5.5. Link With Ground-Based Measurements

[58] VDR retrieved from GBL measurements (Figure 5) shows a possible penetration of the ash plume into the PBL during the night of 18–19 April 2010. This penetration is also predicted by the model (Figure 12). A significant increase of PM10 concentration from ∼60 to ∼100 μg m−3 is observed from the measurements of AIRPARIF (http://www.airparif.asso.fr/) ground-based station of Vitry-sur-Seine (South of Paris) during the morning of 19 April 2010 (Figure 15a). Such a value is in agreement with that derived for ash aerosols from modeling (35 μg/m3). A positive trend could also be observed in this figure. The peak is associated to a sharp enhancement of PM2.5 values from ∼30 to ∼70 μg m−3 (Figure 15b). The proportion of coarse particles is slightly larger than under background conditions. The sulfur dioxide concentration (SO2) increases from the background value of ∼3 to 45 μg m−3 into the peak (Figure 15c).
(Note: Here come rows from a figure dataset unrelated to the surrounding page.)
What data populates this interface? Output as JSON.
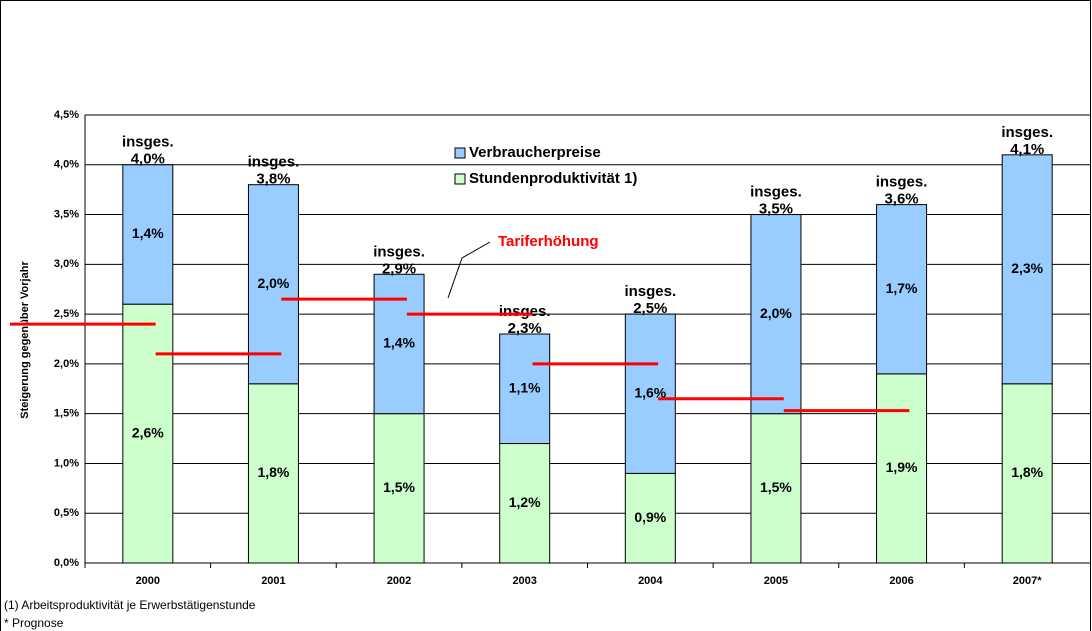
{
  "chart_data": {
    "type": "stacked_bar",
    "y_label": "Steigerung gegenüber Vorjahr",
    "categories": [
      "2000",
      "2001",
      "2002",
      "2003",
      "2004",
      "2005",
      "2006",
      "2007*"
    ],
    "series": [
      {
        "name": "Stundenproduktivität 1)",
        "color": "#ccffcc",
        "values": [
          2.6,
          1.8,
          1.5,
          1.2,
          0.9,
          1.5,
          1.9,
          1.8
        ],
        "value_labels": [
          "2,6%",
          "1,8%",
          "1,5%",
          "1,2%",
          "0,9%",
          "1,5%",
          "1,9%",
          "1,8%"
        ]
      },
      {
        "name": "Verbraucherpreise",
        "color": "#99ccff",
        "values": [
          1.4,
          2.0,
          1.4,
          1.1,
          1.6,
          2.0,
          1.7,
          2.3
        ],
        "value_labels": [
          "1,4%",
          "2,0%",
          "1,4%",
          "1,1%",
          "1,6%",
          "2,0%",
          "1,7%",
          "2,3%"
        ]
      }
    ],
    "total_prefix": "insges.",
    "totals": {
      "values": [
        4.0,
        3.8,
        2.9,
        2.3,
        2.5,
        3.5,
        3.6,
        4.1
      ],
      "value_labels": [
        "4,0%",
        "3,8%",
        "2,9%",
        "2,3%",
        "2,5%",
        "3,5%",
        "3,6%",
        "4,1%"
      ]
    },
    "tariff": {
      "name": "Tariferhöhung",
      "color": "#ff0000",
      "values": [
        2.4,
        2.1,
        2.65,
        2.5,
        2.0,
        1.65,
        1.53,
        null
      ]
    },
    "ylim": [
      0,
      4.5
    ],
    "yticks": [
      {
        "value": 0,
        "label": "0,0%"
      },
      {
        "value": 0.5,
        "label": "0,5%"
      },
      {
        "value": 1,
        "label": "1,0%"
      },
      {
        "value": 1.5,
        "label": "1,5%"
      },
      {
        "value": 2,
        "label": "2,0%"
      },
      {
        "value": 2.5,
        "label": "2,5%"
      },
      {
        "value": 3,
        "label": "3,0%"
      },
      {
        "value": 3.5,
        "label": "3,5%"
      },
      {
        "value": 4,
        "label": "4,0%"
      },
      {
        "value": 4.5,
        "label": "4,5%"
      }
    ],
    "grid": true,
    "footnotes": [
      "(1) Arbeitsproduktivität je Erwerbstätigenstunde",
      "* Prognose"
    ]
  }
}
This may be the signature of ash reaching the ground level.

Details are in the caption following the image
Ground-based measurements performed at the AIRPARIF station of Vitry (South of Paris,http://www.airparif.asso.fr/): (a) PM10, (b) PM2.5 and (c) SO2.

6. Conclusion

[59] The advantage of a tight coupling between transport modeling of the ash plume from the Eyjafjallajökull volcano eruption and the well resolved vertical lidar measurements has been demonstrated here. The plume shape over Saclay (South of Paris) between the 16 and 20 April 2010 helped to define a size range for ash particles between 3 and 5 μm in order to compute aerosol mass concentrations of the volcanic plume. This size range appears to be in agreement with a sensitivity study performed using the synergy between N2-Raman lidar or CALIOP (AEC) and sunphotometer (ASD). Complementary measurements were required to determine the aerosol mass concentration from AEC as ACRI and ASD. The ACRI values derived bySchumann et al. [2011] (1.59 −0.008i) and by Raut and Chazette [2009]for dust aerosols (1.53 - 0.008i) have been both used to allow a sensitivity study. Between 16 and 20 April 2010, the ash plume was associated with a mean aerosol optical thickness of ∼0.08 ± 0.06 and ∼0.055 ± 0.053 for N2-Raman (355 nm) and CALIOP (532 nm), respectively. Such values are associated with PM mean values of ∼400 ± 160 and ∼720 ± 670 μg m−3, respectively, within the ash plume, which is lower than 0.5 km width. The relative uncertainty on PM has been assessed to be ∼75%. Although PM was underestimated from modeling due to a smoothing effect, the integrated mass was found within the same order of magnitude (between 50 and 250 mg m−2).


[60] This work was supported by the Centre National d'Etudes Spatiales (CNES) and the Commissariat à l'Energie Atomique (CEA).